Soybeans rose to the highest in more than a month in Chicago as traders weighed concerns about dry weather in Brazil and slow harvesting in the U.S.
U.S. farmers had collected 53 percent of crops in main growing areas as of Oct. 19, behind the average pace of 66 percent, the U.S. Department of Agriculture said. While wet weather recently delayed fieldwork, conditions are expected to be drier this week in most areas, according to DTN. Brazil, the biggest exporter, is facing planting delays because of dry weather. Growing areas may see scattered showers late this week, DTN said.
In the U.S., “the harvest is slow and farmers are not selling,” Matt Ammermann, a commodity risk manager at INTL FCStone, said by telephone today. “If you look at the fundamental situation, it’s also a little dry in Brazil, but there’s rain in the forecast.”
Soybeans for November delivery rose 1.6 percent to $9.80 a bushel at 6:05 a.m. on the Chicago Board of Trade after earlier touching $9.825, the highest since Sept. 18. The price is still down 24 percent this year. The U.S. soybean crop will climb to a record 3.927 billion bushels, the USDA said Oct. 10.
Weather concerns mean some speculators may close out bets on falling prices, Ammermann said. Money managers were net-short 17,190 contracts as of Oct. 14, compared with a bearish position of 39,786 contracts five weeks earlier, U.S. Commodity Futures Trading Commission data show.
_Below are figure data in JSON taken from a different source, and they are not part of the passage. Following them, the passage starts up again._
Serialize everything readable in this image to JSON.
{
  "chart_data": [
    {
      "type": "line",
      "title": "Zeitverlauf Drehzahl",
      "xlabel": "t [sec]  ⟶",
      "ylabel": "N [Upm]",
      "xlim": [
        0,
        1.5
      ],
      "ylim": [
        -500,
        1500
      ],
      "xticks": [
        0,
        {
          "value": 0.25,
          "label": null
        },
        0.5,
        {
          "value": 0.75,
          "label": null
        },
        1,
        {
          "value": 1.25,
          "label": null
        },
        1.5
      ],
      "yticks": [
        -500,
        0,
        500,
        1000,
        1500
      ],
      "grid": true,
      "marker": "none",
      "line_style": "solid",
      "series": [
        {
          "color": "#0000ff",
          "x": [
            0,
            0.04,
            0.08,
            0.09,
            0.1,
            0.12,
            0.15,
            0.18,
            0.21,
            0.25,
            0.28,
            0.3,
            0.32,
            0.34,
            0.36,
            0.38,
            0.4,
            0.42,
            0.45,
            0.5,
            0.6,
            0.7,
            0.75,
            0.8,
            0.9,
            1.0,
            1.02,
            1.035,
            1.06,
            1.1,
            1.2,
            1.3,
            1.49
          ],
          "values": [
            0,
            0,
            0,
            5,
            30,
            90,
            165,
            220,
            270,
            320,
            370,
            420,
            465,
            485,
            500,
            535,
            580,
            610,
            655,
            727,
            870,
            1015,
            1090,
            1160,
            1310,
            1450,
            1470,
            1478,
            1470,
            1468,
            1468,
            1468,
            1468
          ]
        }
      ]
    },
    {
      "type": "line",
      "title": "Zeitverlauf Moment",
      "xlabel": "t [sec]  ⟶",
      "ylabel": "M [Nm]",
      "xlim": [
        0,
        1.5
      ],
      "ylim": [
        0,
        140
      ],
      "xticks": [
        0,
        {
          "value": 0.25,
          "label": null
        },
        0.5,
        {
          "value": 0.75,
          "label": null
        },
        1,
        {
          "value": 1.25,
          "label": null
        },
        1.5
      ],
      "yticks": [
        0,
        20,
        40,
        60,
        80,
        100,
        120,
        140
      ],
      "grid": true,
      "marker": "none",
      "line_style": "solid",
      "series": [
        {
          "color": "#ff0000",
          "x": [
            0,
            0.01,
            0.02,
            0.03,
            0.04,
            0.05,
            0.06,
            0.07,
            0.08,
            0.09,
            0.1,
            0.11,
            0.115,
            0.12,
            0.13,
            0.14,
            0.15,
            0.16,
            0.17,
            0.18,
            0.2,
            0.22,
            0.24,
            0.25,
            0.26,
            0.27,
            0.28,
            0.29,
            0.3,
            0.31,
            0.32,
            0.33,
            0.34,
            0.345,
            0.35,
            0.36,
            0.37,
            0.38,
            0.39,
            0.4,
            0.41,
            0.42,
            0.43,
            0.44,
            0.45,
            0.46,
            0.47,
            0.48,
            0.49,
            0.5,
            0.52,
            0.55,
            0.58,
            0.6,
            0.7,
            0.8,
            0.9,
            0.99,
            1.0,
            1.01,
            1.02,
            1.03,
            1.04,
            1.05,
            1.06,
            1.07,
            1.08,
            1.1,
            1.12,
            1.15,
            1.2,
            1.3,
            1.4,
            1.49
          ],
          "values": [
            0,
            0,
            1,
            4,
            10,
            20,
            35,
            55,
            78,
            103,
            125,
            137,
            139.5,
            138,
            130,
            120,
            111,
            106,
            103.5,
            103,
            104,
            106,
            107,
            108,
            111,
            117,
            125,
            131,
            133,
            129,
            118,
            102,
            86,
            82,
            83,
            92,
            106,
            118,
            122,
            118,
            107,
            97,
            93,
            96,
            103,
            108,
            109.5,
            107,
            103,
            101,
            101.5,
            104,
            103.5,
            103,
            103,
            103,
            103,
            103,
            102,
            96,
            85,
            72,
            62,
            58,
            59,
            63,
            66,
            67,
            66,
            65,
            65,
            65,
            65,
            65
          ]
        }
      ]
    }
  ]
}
Soybean demand also has increased from importers, with U.S. export inspections climbing 38 percent in the week to Oct. 16, the USDA said Oct. 20.
Corn for December delivery rose 1.3 percent to $3.605 a bushel, after earlier dropping 0.7 percent. Prices climbed 2.2 percent yesterday, the largest gain since Oct. 14. Thirty-one percent of the crop was collected as of Oct. 19, trailing the five-year average of 53 percent, according to the USDA. U.S. corn production is set to reach a record 14.475 billion bushels this year, the USDA says.
Wheat for delivery in December increased 0.5 percent to $5.22 a bushel. In Paris, milling wheat for January delivery rose 1.3 percent to 169 euros ($214.57) a metric ton on Euronext. Egypt, the world’s biggest wheat importer, bought 180,000 tons of the grain in a tender yesterday, with supplies originating from France, Russia and Romania.